Dedicated to enhancing their candidate experience, Linear continually optimizes their work trial process based on feedback.
For one, they began sharing more detailed expectations upfront with both applicants and the work trial team members. This clarified everyone’s role and involvement.
Linear also removed any pressure for candidates to join broader company meetings. While they can attend key syncs to observe culture, it became unnecessary strain. Similarly, they narrowed final presentation audiences.
These changes underscore Linear’s commitment to ensuring work trials remain valuable screening mechanisms while also thoughtful toward candidate needs.
While work trials offer immense upside, they also require extensive coordination and participant time investment. Thus, companies must strategically consider work trials before instituting them universally.
Here are some best practices as you evaluate work trials:
Work trials demand heavy resources from both applicants and internal teams. Rather than mandating trials across all hires, pinpoint where trials can provide disproportionate value.
Engineering, product, data science, and other technical roles tend to benefit most given the need to vet both hard and soft skills in action. Additionally, prioritize work trials for senior individual contributor or management positions given their amplified influence.
Work trials demand heavy resources from both applicants and internal teams. Rather than mandating trials across all hires, pinpoint where trials can provide disproportionate value.
No doubt output quality matters when grading work trials.
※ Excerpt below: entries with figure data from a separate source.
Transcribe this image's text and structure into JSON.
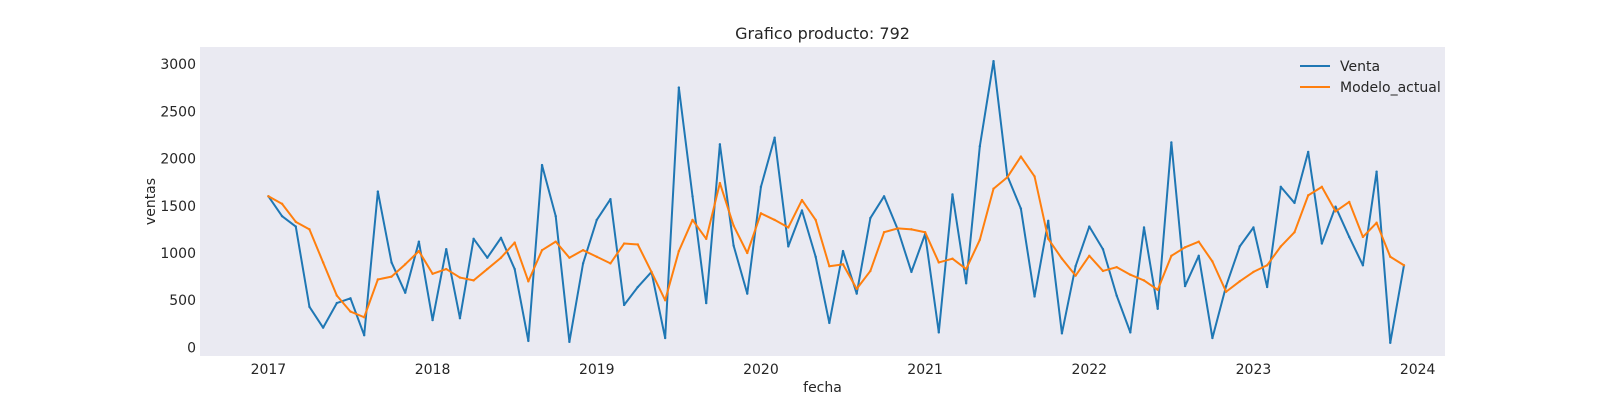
{
  "chart_data": {
    "type": "line",
    "title": "Grafico producto: 792",
    "xlabel": "fecha",
    "ylabel": "ventas",
    "x_ticks": [
      "2017",
      "2018",
      "2019",
      "2020",
      "2021",
      "2022",
      "2023",
      "2024"
    ],
    "y_ticks": [
      "0",
      "500",
      "1000",
      "1500",
      "2000",
      "2500",
      "3000"
    ],
    "x_range": [
      "2016-08",
      "2024-03"
    ],
    "ylim": [
      -90,
      3180
    ],
    "grid": false,
    "legend_position": "top-right",
    "x": [
      "2017-01",
      "2017-02",
      "2017-03",
      "2017-04",
      "2017-05",
      "2017-06",
      "2017-07",
      "2017-08",
      "2017-09",
      "2017-10",
      "2017-11",
      "2017-12",
      "2018-01",
      "2018-02",
      "2018-03",
      "2018-04",
      "2018-05",
      "2018-06",
      "2018-07",
      "2018-08",
      "2018-09",
      "2018-10",
      "2018-11",
      "2018-12",
      "2019-01",
      "2019-02",
      "2019-03",
      "2019-04",
      "2019-05",
      "2019-06",
      "2019-07",
      "2019-08",
      "2019-09",
      "2019-10",
      "2019-11",
      "2019-12",
      "2020-01",
      "2020-02",
      "2020-03",
      "2020-04",
      "2020-05",
      "2020-06",
      "2020-07",
      "2020-08",
      "2020-09",
      "2020-10",
      "2020-11",
      "2020-12",
      "2021-01",
      "2021-02",
      "2021-03",
      "2021-04",
      "2021-05",
      "2021-06",
      "2021-07",
      "2021-08",
      "2021-09",
      "2021-10",
      "2021-11",
      "2021-12",
      "2022-01",
      "2022-02",
      "2022-03",
      "2022-04",
      "2022-05",
      "2022-06",
      "2022-07",
      "2022-08",
      "2022-09",
      "2022-10",
      "2022-11",
      "2022-12",
      "2023-01",
      "2023-02",
      "2023-03",
      "2023-04",
      "2023-05",
      "2023-06",
      "2023-07",
      "2023-08",
      "2023-09",
      "2023-10",
      "2023-11",
      "2023-12"
    ],
    "series": [
      {
        "name": "Venta",
        "color": "#1f77b4",
        "values": [
          1600,
          1390,
          1280,
          430,
          210,
          470,
          520,
          130,
          1650,
          900,
          580,
          1120,
          290,
          1040,
          310,
          1150,
          950,
          1160,
          830,
          70,
          1930,
          1390,
          60,
          890,
          1350,
          1570,
          450,
          640,
          800,
          100,
          2750,
          1600,
          470,
          2150,
          1080,
          570,
          1700,
          2220,
          1070,
          1450,
          960,
          260,
          1020,
          570,
          1370,
          1600,
          1250,
          800,
          1200,
          160,
          1620,
          680,
          2130,
          3030,
          1820,
          1470,
          540,
          1340,
          150,
          860,
          1280,
          1040,
          550,
          160,
          1270,
          410,
          2170,
          650,
          970,
          100,
          650,
          1070,
          1270,
          640,
          1700,
          1530,
          2070,
          1100,
          1490,
          1170,
          870,
          1860,
          50,
          870
        ]
      },
      {
        "name": "Modelo_actual",
        "color": "#ff7f0e",
        "values": [
          1600,
          1520,
          1330,
          1250,
          900,
          550,
          380,
          320,
          720,
          750,
          880,
          1020,
          780,
          830,
          740,
          710,
          830,
          950,
          1110,
          700,
          1030,
          1120,
          950,
          1030,
          960,
          890,
          1100,
          1090,
          800,
          500,
          1020,
          1350,
          1150,
          1740,
          1290,
          1000,
          1420,
          1350,
          1270,
          1560,
          1350,
          860,
          880,
          620,
          810,
          1220,
          1260,
          1250,
          1220,
          900,
          940,
          830,
          1140,
          1680,
          1800,
          2020,
          1810,
          1150,
          940,
          760,
          970,
          810,
          850,
          770,
          710,
          610,
          970,
          1060,
          1120,
          910,
          590,
          700,
          800,
          870,
          1070,
          1220,
          1610,
          1700,
          1440,
          1540,
          1170,
          1320,
          960,
          870
        ]
      }
    ]
  }
}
However, also focus observation on work styles: how candidates interact with peers, leverage resources, apply feedback, and other behaviors signaling fitness for your cooperative environment.
Prevent surprises by outlining everything candidates should expect throughout the experience, including meeting cadences, key stakeholders to interface with, presentation format, etc.
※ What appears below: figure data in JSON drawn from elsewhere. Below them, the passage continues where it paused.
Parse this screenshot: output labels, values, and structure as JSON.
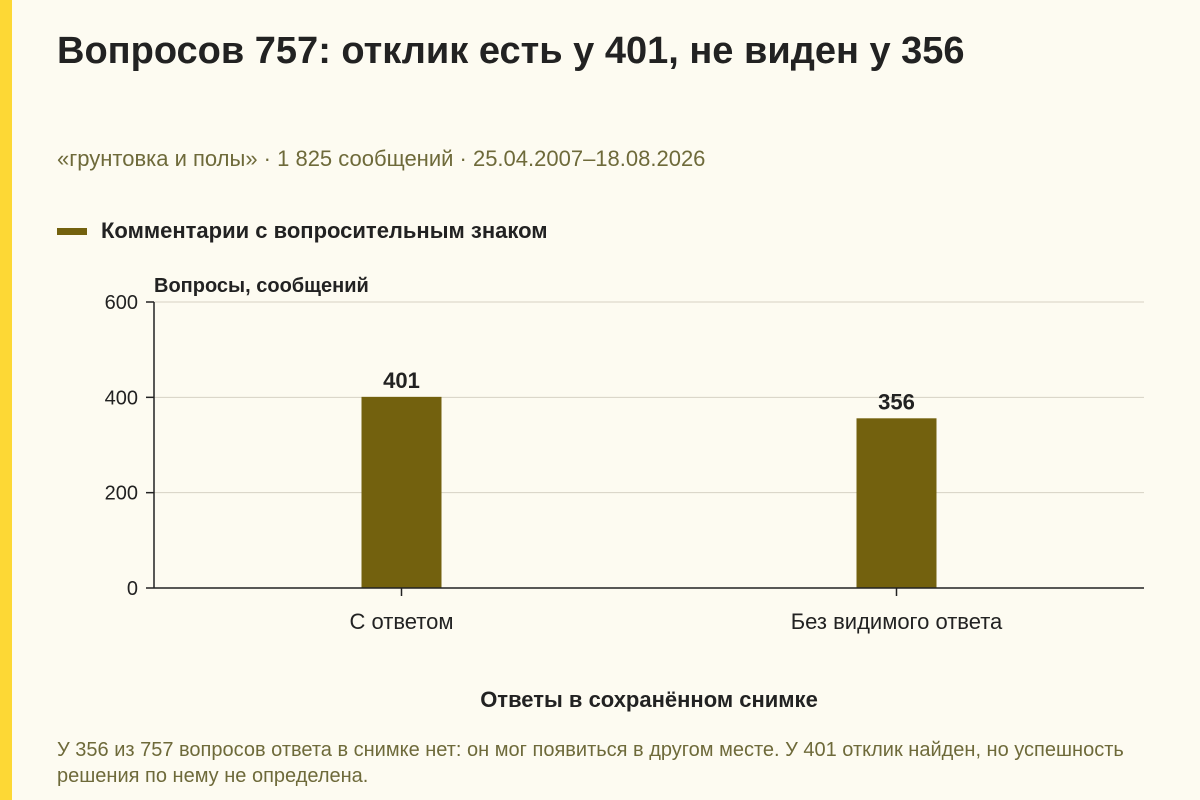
{
  "colors": {
    "accent": "#fdd835",
    "bar": "#73610e",
    "background": "#fdfbf1",
    "muted_text": "#6e6a3a"
  },
  "header": {
    "title": "Вопросов 757: отклик есть у 401, не виден у 356",
    "subtitle": "«грунтовка и полы» · 1 825 сообщений · 25.04.2007–18.08.2026"
  },
  "footnote": "У 356 из 757 вопросов ответа в снимке нет: он мог появиться в другом месте. У 401 отклик найден, но успешность решения по нему не определена.",
  "chart_data": {
    "type": "bar",
    "categories": [
      "С ответом",
      "Без видимого ответа"
    ],
    "series": [
      {
        "name": "Комментарии с вопросительным знаком",
        "values": [
          401,
          356
        ]
      }
    ],
    "ylabel": "Вопросы, сообщений",
    "xlabel": "Ответы в сохранённом снимке",
    "ylim": [
      0,
      600
    ],
    "yticks": [
      0,
      200,
      400,
      600
    ],
    "grid": true,
    "legend": "top-left"
  }
}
Additionally, confirm all participating employees understand their individual responsibilities to drive engagement.
Work trials represent significant time/effort from applicants. Show respect by providing abundant feedback afterwards explaining hire/no-hire rationales. Candidates deserve closure rather than leaving in limbo.
Well executed work trials provide unrivaled, risk-mitigating insight into candidates before they formally join your ranks. And exhibiting such an innovative, equitable hiring practice enhances attraction among today's in-demand knowledge workers.
While work trials require diligent coordination, thoughtfully integrating them into selective roles’ interview journeys pays dividends for startups aiming to build elite teams that can execute at the highest level in fluid environments.
Does properly vetting talent through work trials excite you? Don't leave hiring to chance — adopt work trials and start constructing an unstoppable team equipped to achieve your bold vision!